Gangguan reproduksi pada korban kekerasan seksual seperti Kehamilan Tidak Diinginkan (KTD), Infeksi Menular Seksual (IMS) termasuk HIV/AIDS, gangguan/kerusakan organ reproduksi (vagina), aborsi (Depkes RI, 2007). Korban kekerasan seksual dapat mengalami beberapa gangguan pada alat genitalia seperti eritema (kemerahan) vestibulum atau jaringan sekitar anus, adesi labia (mungkin akibat iritasi atau rabaan), Friabilitas (retak) daerah posterior fourchette (akibat iritasi, infeksi atau karena traksi labia mayor pada pemeriksaan), Penebalan selaput dara (mungkin akibat estrogen, terlipatnya tepi selaput, bengkak karena infeksi ataupun trauma), kulit genital semu (mungkin jumbai kulit atau kulit bukan genital mungkin condyloma acuminata yang didapat bukan dari seksual), fisura ani (biasanya akibat konstipasi atau iritasi perianal), Pendataran lipat anus (akibat relaksasi sfingter eksterna), pelebaran anus dengan adanya tinja (refleks normal), kongesti vena atau pooling vena (biasanya akibat posisi anak, juga ditemukan pada konstipasi), perdarahan pervaginam (mungkin berasal dari sumber lain, seperti uretra, atau mungkin akibat infeksi vagina, benda asing atau trauma yang aksidental, terjadi pelebaran anus (notch atau cleft) selaput dara di daerah posterior, mencapai dekat dasar (sering merupakan artefak pada posisi pemeriksaan tertentu, tetapi bilakonsisten pada beberapa posisi, maka mungkin akibat kekerasan tumpul atau penetrasi sebelumnya).

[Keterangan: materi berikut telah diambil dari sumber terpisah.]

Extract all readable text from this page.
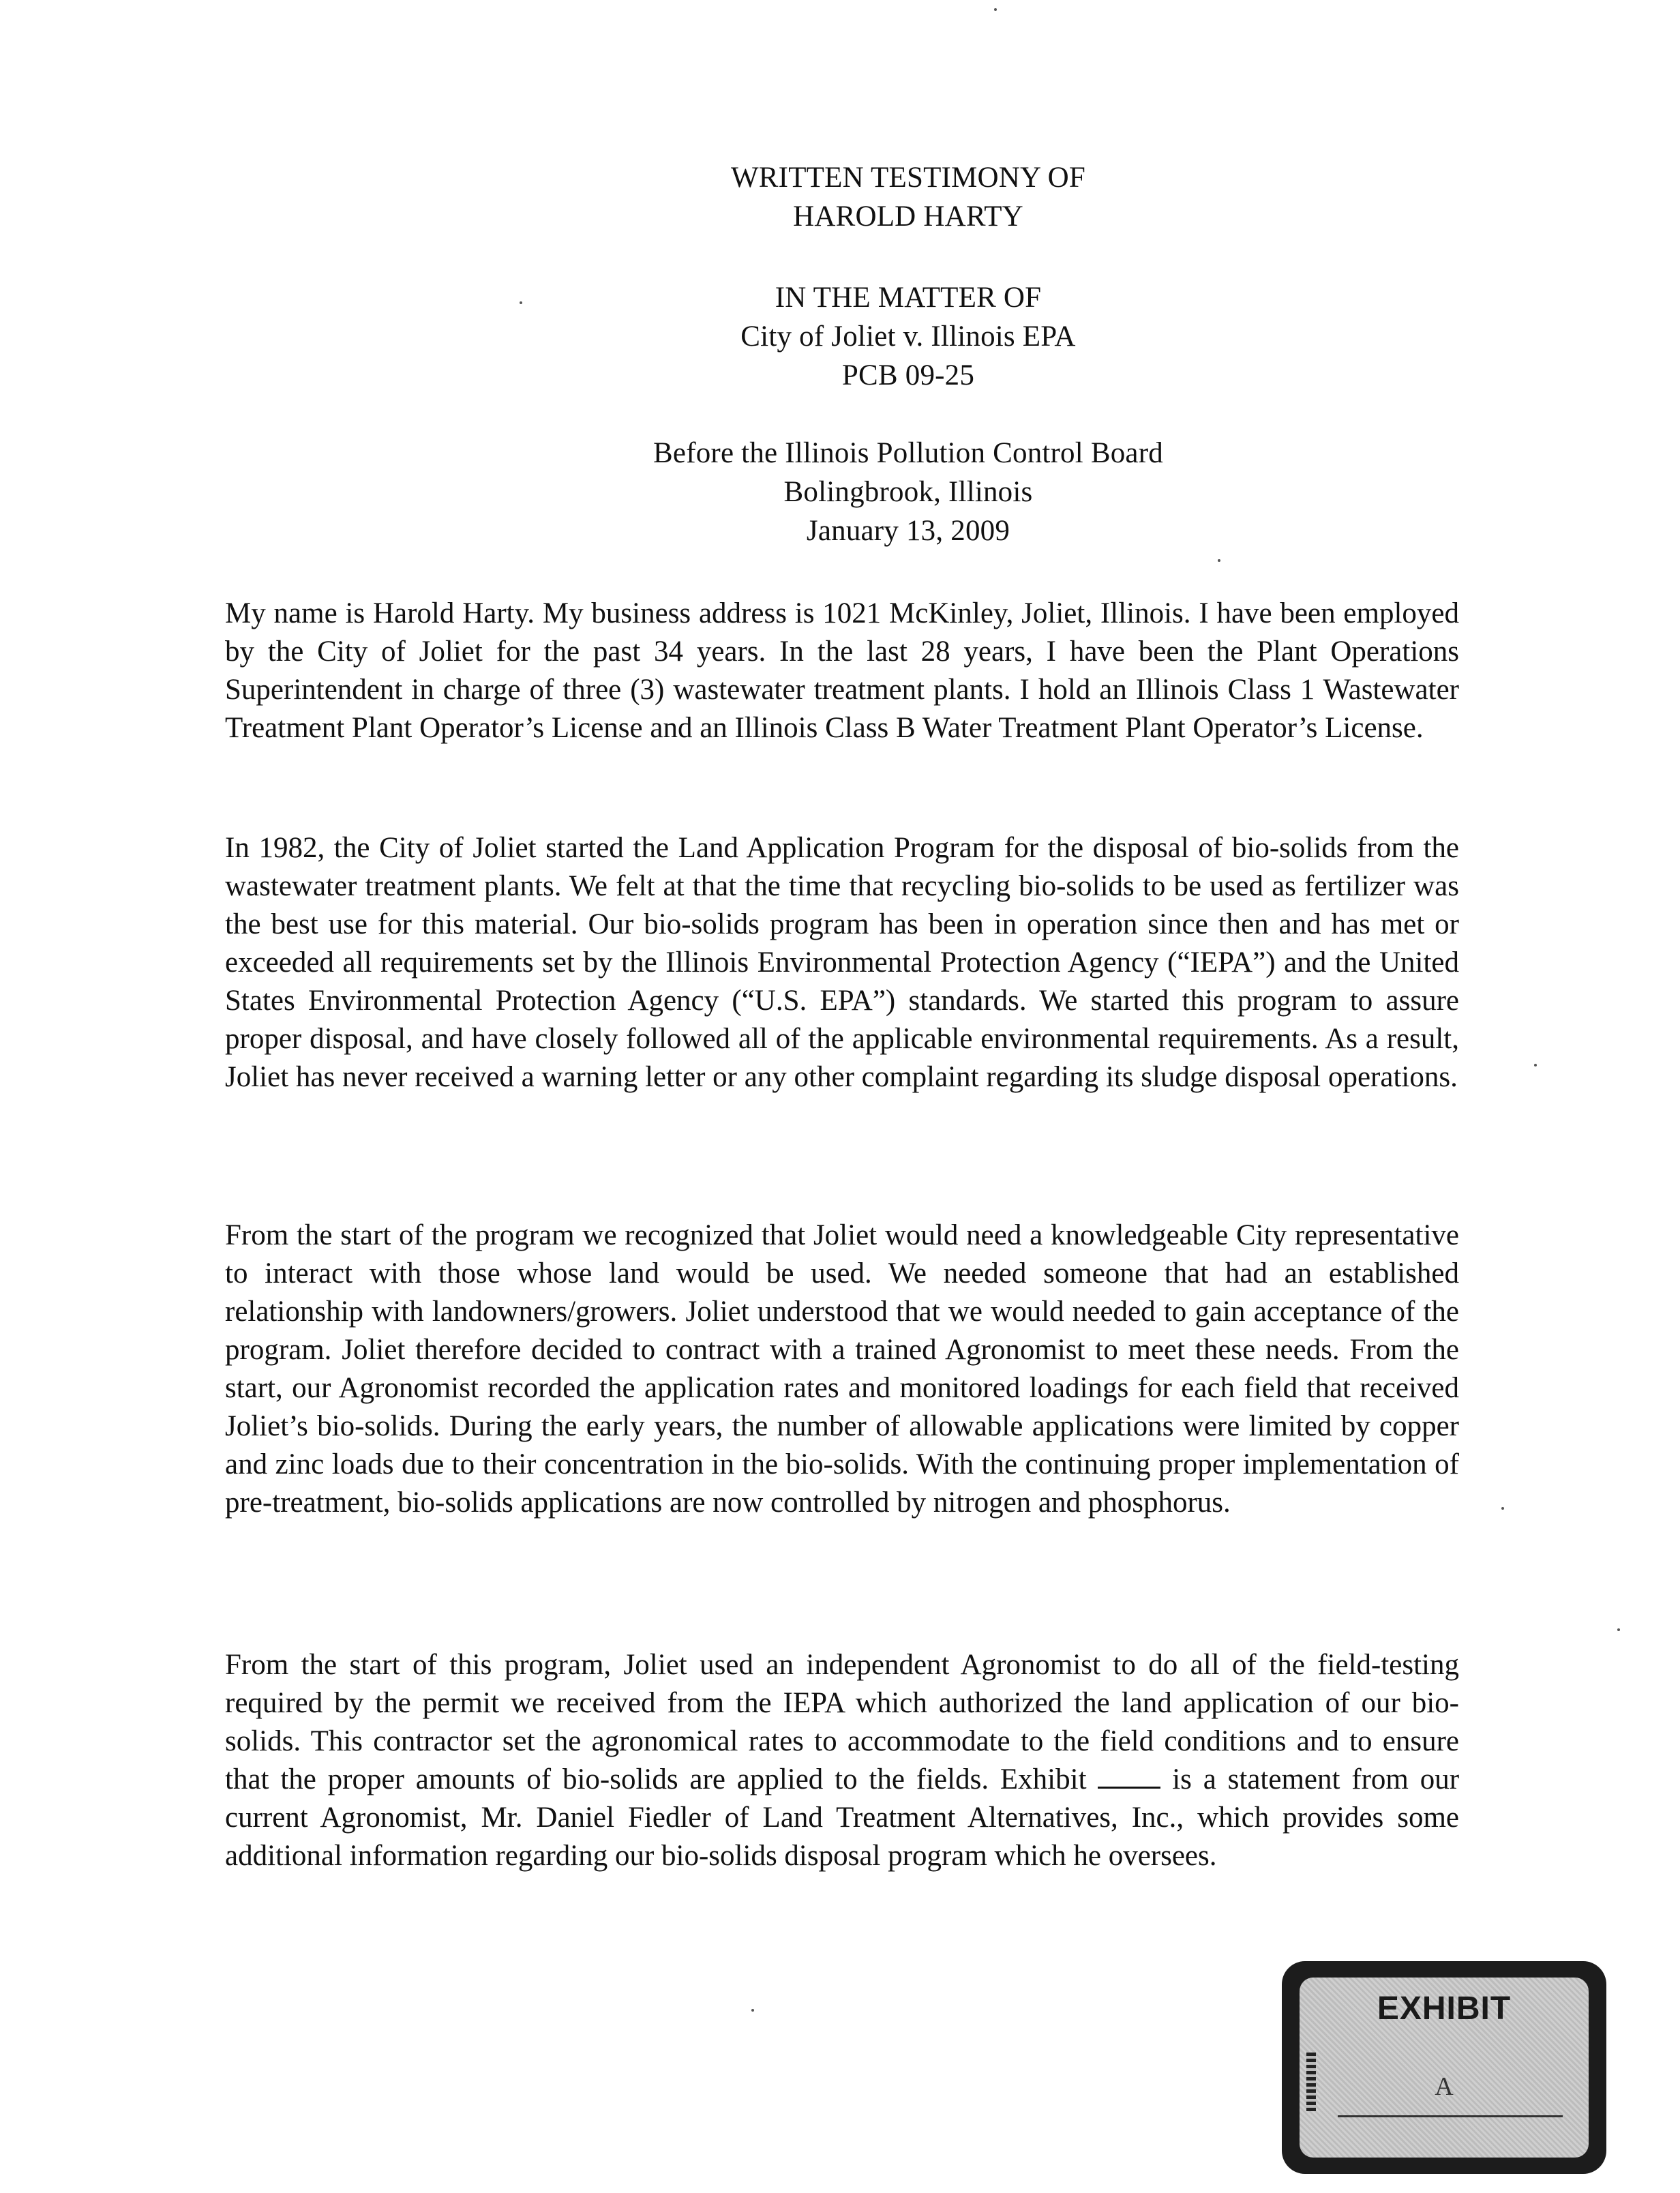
WRITTEN TESTIMONY OF
HAROLD HARTY
IN THE MATTER OF
City of Joliet v. Illinois EPA
PCB 09-25
Before the Illinois Pollution Control Board
Bolingbrook, Illinois
January 13, 2009

My name is Harold Harty. My business address is 1021 McKinley, Joliet, Illinois. I have been employed by the City of Joliet for the past 34 years. In the last 28 years, I have been the Plant Operations Superintendent in charge of three (3) wastewater treatment plants. I hold an Illinois Class 1 Wastewater Treatment Plant Operator’s License and an Illinois Class B Water Treatment Plant Operator’s License.

In 1982, the City of Joliet started the Land Application Program for the disposal of bio-solids from the wastewater treatment plants. We felt at that the time that recycling bio-solids to be used as fertilizer was the best use for this material. Our bio-solids program has been in operation since then and has met or exceeded all requirements set by the Illinois Environmental Protection Agency (“IEPA”) and the United States Environmental Protection Agency (“U.S. EPA”) standards. We started this program to assure proper disposal, and have closely followed all of the applicable environmental requirements. As a result, Joliet has never received a warning letter or any other complaint regarding its sludge disposal operations.

From the start of the program we recognized that Joliet would need a knowledgeable City representative to interact with those whose land would be used. We needed someone that had an established relationship with landowners/growers. Joliet understood that we would needed to gain acceptance of the program. Joliet therefore decided to contract with a trained Agronomist to meet these needs. From the start, our Agronomist recorded the application rates and monitored loadings for each field that received Joliet’s bio-solids. During the early years, the number of allowable applications were limited by copper and zinc loads due to their concentration in the bio-solids. With the continuing proper implementation of pre-treatment, bio-solids applications are now controlled by nitrogen and phosphorus.

From the start of this program, Joliet used an independent Agronomist to do all of the field-testing required by the permit we received from the IEPA which authorized the land application of our bio-solids. This contractor set the agronomical rates to accommodate to the field conditions and to ensure that the proper amounts of bio-solids are applied to the fields. Exhibit	is a statement from our current Agronomist, Mr. Daniel Fiedler of Land Treatment Alternatives, Inc., which provides some additional information regarding our bio-solids disposal program which he oversees.

EXHIBIT
A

Ketiga hasil penelitian ini memperlihatkan dampak yang sangat serius dan berbahaya ditimbulkan oleh kejahatan seksual pada anak perempuan. Kejahatan seksual cenderung menimbulkan dampak traumatis baik pada anak maupun pada orang dewasa. Namun, kasus kejahatan seksual sering tidak terungkap karena adanya penyangkalan peristiwa kekerasan seksual. Secara spesifik, kendala yang menghambat seseorang dalam melaporkan kasus kejahatan seksual adalah anak-anak korban kejahatan seksual tidak mengerti bahwa dirinya menjadi korban. Korban sulit mempercayai orang lain sehingga merahasiakan peristiwa kekerasan seksualnya. Selain itu, korban cenderung takut melaporkan karena mereka merasa terancam akan mengalami konsekuensi yang lebih buruk bila melapor. Korban merasa malu untuk menceritakan peristiwa kekerasan seksualnya. Korban merasa bahwa peristiwa kekerasan seksual itu terjadi karena kesalahan dirinya dan peristiwa kekerasan seksual membuat korban merasa bahwa dirinya mempermalukan nama keluarga. Untuk itu mari kita mulai terus peduli dengan lingkungan di sekitar kita. Memasang radar agar bisa mendeteksi kekerasan dari sejak dini dengan menjadi teman dan dekat dengan anak-anak perempuan di sekitar kita.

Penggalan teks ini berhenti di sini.